It seems that everyone has their own idea of what Web 2.0 means.That is one of the pitfalls to using a single buzzword to define everything you see on the internet. I have heard people describing nearly every new website as being Web 2.0 as if it was describing the launch date of a site. The term ironically is the most popular category on Resourceful Idiot. In leu of this, I am going to finally give you the definition of Web 2.0 and the principles that define it. In order to do that however, I need to start from the beginning with Web 1.0.
You can group each of the “Web x.x” as a different movement when it comes to internet usage. Web 1.0 is the movement that took place during the beginning of the internet.
Think AOL, Geocities, and Netscape.
Back then the primarily use of the internet was to take print media and post it online. Web 1.0 saw books, news, music and everything else being moved into a digital format. This movement is still going on and will probably never stop. This is because as new data becomes available it needs to be made available online, but the majority of the community has shifted focus toward data integration since there is not much innovation remaining in posting data online.
Now that brings us to Web 2.0. Many think that this is the current movement of the internet, and in some ways you are correct.
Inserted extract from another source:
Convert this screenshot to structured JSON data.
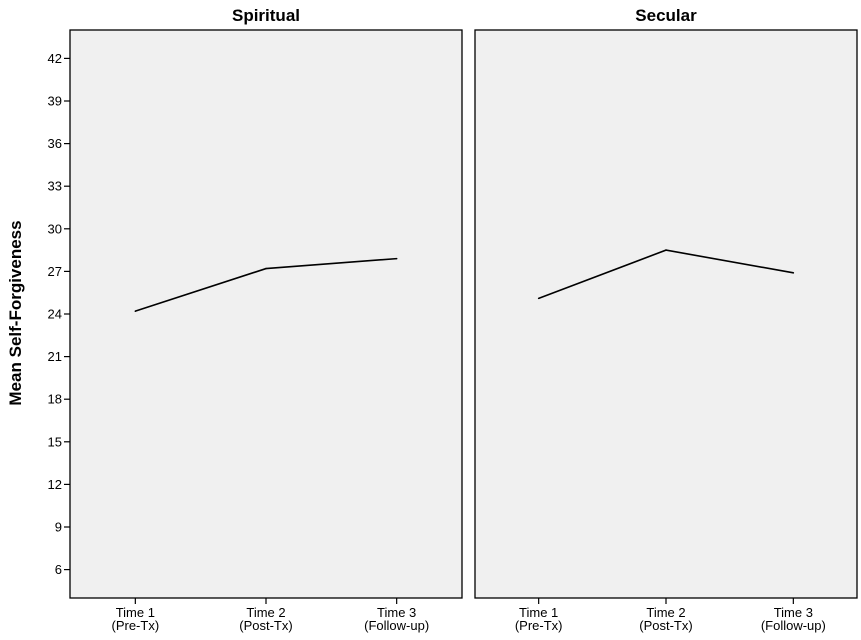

After all this data was posted online with the Web 1.0 movement, the online community began to look for ways to share all of this data. The main question that drove this movement, “How can I take this data and share it with other people?” Since this question was asked, sites have popped up all over the internet trying to answer this question with different approaches. One of the most adopted solutions involves the idea of social networking.
Facebook is a popular Web 2.0 site utilizing social networking as a solution
All of these sites, like Facebook, use the concept of a social networking to create a community. Each community member is responsible for contributing information to the rest of the users. Even though social networking is the most popular approach, another prominent approach is the development and utilization of web services. I wrote an article a few weeks ago about different web services and their technologies (REST and SOAP), and I mentioned that the majority of sites you visit have a web service running in the background. These services allow you to integrate data between sites through API’s (Application Programming Interface) such as you see on Flickr and Amazon. RSS/Atom feeds are also products of the Web 2.0 movement. This movement is still very much alive and being actively addressed.
Now to look into the upcoming movements, Web 3.0. It is difficult to define what Web 3.0 will be as you cannot define something that has yet to occur on a large scale. The best way I can define what we will see with this movement is the integration of data on the internet. Now that the data is online thanks to Web 1.0 and sites can share data through API’s and social networks (Web 2.0), the next obvious direction is to do something with this massive amount of data we have available. A common way of describing this is the use of internet as a platform. With Web 3.0 applications we will see the data being integrated and applying it into innovative ways that were never possible before. Imagine taking things from Amazon, integrating it with data from Google and then building a site that would define your shopping experience based on a combination of Google Trends and New Products. This is just a random (possibly horrible) example of what Web 3.0 applications will harness. An illustration would be to draw nodes to represent all the sites on the internet and then draw a new node. Draw lines from all those existing nodes into the one you just created. The consumption and presentation of the data is what Web 3.0 will potentially be.